Most recently Als has curated a Joan Didion exhibition, What She Means, at the Hammer Museum in LA, running through February 19, then moving to the Perez Art Museum Miami. In our interview about the current Didion exhibit, Als told me, “I wanted to show the trajectory of and the developments of someone’s consciousness.” This intention saturates all of his work, including his teaching about queer writers like Thomas Mann, Carson McCullers, Dennis Cooper, Richard Wright, and James Baldwin who have all, as Als said, “produced a body of literature that increases our understanding of difference.”
This broad encompassing, contextualizing focus in all of his work can be summed up in his statement about the current curatorial climate. “There is altogether too much talk about the object as an isolated creation, separate from the world of its creator. Viewing art in this way undermines its power to teach us about empathy, about who we are or who we are not, in relation to an artist or to the world at large.”
Our conversation continued as follows:
Dian Parker (A&O): You have not been reviewing theatre for the New Yorker for many years but moved on to writing about a variety of other interests. For the last twelve years, you’ve curated a number of exhibitions for galleries and museums. Your current exhibition of Didion’s work, What She Means, as well as the past show about James Baldwin, God Made My Face, at David Zwirner, are parallel in how you pair their stories with visuals.

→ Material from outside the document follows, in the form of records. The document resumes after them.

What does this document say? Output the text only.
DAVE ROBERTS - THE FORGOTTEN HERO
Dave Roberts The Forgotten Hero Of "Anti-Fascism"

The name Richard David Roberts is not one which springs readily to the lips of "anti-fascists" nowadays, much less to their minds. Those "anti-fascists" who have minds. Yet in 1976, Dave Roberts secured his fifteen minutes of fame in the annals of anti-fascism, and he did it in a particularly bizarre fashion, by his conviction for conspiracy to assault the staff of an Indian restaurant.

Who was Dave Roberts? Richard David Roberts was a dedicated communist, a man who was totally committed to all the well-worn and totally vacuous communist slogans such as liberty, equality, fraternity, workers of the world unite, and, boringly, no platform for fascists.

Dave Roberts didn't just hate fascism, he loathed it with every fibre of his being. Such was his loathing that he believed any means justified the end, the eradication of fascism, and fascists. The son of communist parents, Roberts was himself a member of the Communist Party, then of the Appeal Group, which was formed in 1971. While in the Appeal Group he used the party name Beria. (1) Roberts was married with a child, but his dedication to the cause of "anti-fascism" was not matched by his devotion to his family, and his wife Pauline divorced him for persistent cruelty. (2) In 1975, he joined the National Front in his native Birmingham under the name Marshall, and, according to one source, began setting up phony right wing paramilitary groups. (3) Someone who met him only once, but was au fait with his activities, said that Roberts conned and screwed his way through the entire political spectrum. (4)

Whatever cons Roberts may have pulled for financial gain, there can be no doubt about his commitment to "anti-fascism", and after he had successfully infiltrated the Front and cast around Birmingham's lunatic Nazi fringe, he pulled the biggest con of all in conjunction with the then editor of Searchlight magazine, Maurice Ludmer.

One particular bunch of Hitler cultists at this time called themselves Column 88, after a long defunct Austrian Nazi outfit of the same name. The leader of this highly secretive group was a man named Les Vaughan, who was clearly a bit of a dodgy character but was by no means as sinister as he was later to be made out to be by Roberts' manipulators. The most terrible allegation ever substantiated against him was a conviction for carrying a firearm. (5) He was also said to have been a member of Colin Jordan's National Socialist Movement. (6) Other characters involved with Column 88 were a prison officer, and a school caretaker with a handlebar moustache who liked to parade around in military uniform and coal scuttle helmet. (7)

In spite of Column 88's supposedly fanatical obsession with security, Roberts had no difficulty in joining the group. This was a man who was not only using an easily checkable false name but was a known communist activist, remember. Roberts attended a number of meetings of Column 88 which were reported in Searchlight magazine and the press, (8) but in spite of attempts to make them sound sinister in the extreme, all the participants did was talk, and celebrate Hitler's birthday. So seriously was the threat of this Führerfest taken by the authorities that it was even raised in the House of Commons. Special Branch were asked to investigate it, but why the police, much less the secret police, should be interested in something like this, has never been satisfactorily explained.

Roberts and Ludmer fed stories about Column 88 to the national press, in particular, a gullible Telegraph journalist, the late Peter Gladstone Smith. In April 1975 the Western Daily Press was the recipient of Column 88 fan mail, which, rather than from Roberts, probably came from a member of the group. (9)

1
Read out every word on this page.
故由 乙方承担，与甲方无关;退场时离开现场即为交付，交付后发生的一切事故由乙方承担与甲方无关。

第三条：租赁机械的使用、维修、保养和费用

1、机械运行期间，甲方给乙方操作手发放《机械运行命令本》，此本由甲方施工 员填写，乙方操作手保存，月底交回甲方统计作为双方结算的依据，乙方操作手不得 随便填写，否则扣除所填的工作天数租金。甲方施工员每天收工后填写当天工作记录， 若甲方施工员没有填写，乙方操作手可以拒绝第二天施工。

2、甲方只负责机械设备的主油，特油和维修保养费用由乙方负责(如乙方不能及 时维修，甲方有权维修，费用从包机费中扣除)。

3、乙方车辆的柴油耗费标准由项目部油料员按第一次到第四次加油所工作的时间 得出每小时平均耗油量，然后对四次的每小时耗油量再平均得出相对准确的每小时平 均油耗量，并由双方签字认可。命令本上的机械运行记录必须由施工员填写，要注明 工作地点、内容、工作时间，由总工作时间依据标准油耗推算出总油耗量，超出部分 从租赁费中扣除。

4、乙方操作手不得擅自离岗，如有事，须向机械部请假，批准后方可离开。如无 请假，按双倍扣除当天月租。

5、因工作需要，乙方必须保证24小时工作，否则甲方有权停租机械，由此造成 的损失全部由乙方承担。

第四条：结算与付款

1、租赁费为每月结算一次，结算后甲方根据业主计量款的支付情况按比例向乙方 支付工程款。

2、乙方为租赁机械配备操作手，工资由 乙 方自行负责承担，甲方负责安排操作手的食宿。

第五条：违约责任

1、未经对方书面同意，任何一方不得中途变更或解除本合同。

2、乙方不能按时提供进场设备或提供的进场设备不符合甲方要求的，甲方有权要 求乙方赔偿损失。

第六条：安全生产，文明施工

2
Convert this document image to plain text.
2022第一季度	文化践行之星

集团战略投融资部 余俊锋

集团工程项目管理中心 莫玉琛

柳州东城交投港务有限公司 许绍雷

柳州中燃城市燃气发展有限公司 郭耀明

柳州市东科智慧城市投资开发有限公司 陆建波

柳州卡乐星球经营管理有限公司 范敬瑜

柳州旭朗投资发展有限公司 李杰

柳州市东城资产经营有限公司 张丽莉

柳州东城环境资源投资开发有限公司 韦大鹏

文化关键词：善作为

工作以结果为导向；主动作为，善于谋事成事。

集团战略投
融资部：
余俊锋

Hilton Als (Als): It’s a great opportunity to speak in another language. The visual has great import. The writing about the subject is a collaboration with the artist, whether alive or dead. I’m making atmospheres, environments to think about American culture in a different way. It is a gift as a curator to use their enormous words and ideas and to understand them as best I can. I give their words visual energy. Visual components speak to me.
A&O: You have the ability in your curation to crack through the fantasy of American culture, just as Didion and Baldwin were able to do in their writing. I see that same craft in the way you choose your images, how you are able to convey Didion and Baldwin visually.
Als: They were crafts people who were able to see without sentimentalizing their country. And to talk about where they were from; America, which they found troubled and troubling, but it was still their home. So much of what we see is commodified in the world. Things are pasteurized for easy ingestion. My first experience in museums as a kid was a Robert Rosenberg retrospective. It was a seminal moment not knowing what he was doing. There were docents then at MoMA. One of them explained the work to me. It was as if the top of my head blew off listening to her. That there could be a linguistic equivalent to the complications of the visual world. People need to use the same care with the text as with the visuals.
A&O: At the Met Opera in 2016, you curated “Desdemona for Celia by Hilton” with paintings by Celia Paul. In that exhibit it felt as if you were trying to erase the divide between the public and private self. The raw honesty and vulnerability in the paintings and what you revealed in the catalogue about fear, jealousy, and love with Desdemona, Othello, Celia, and yourself.
Als: It’s wild that you pointed that out. Dodie Kazanjian at the Met asked me to do a show about myself, to put myself forward. In my life I’ve always put other people first.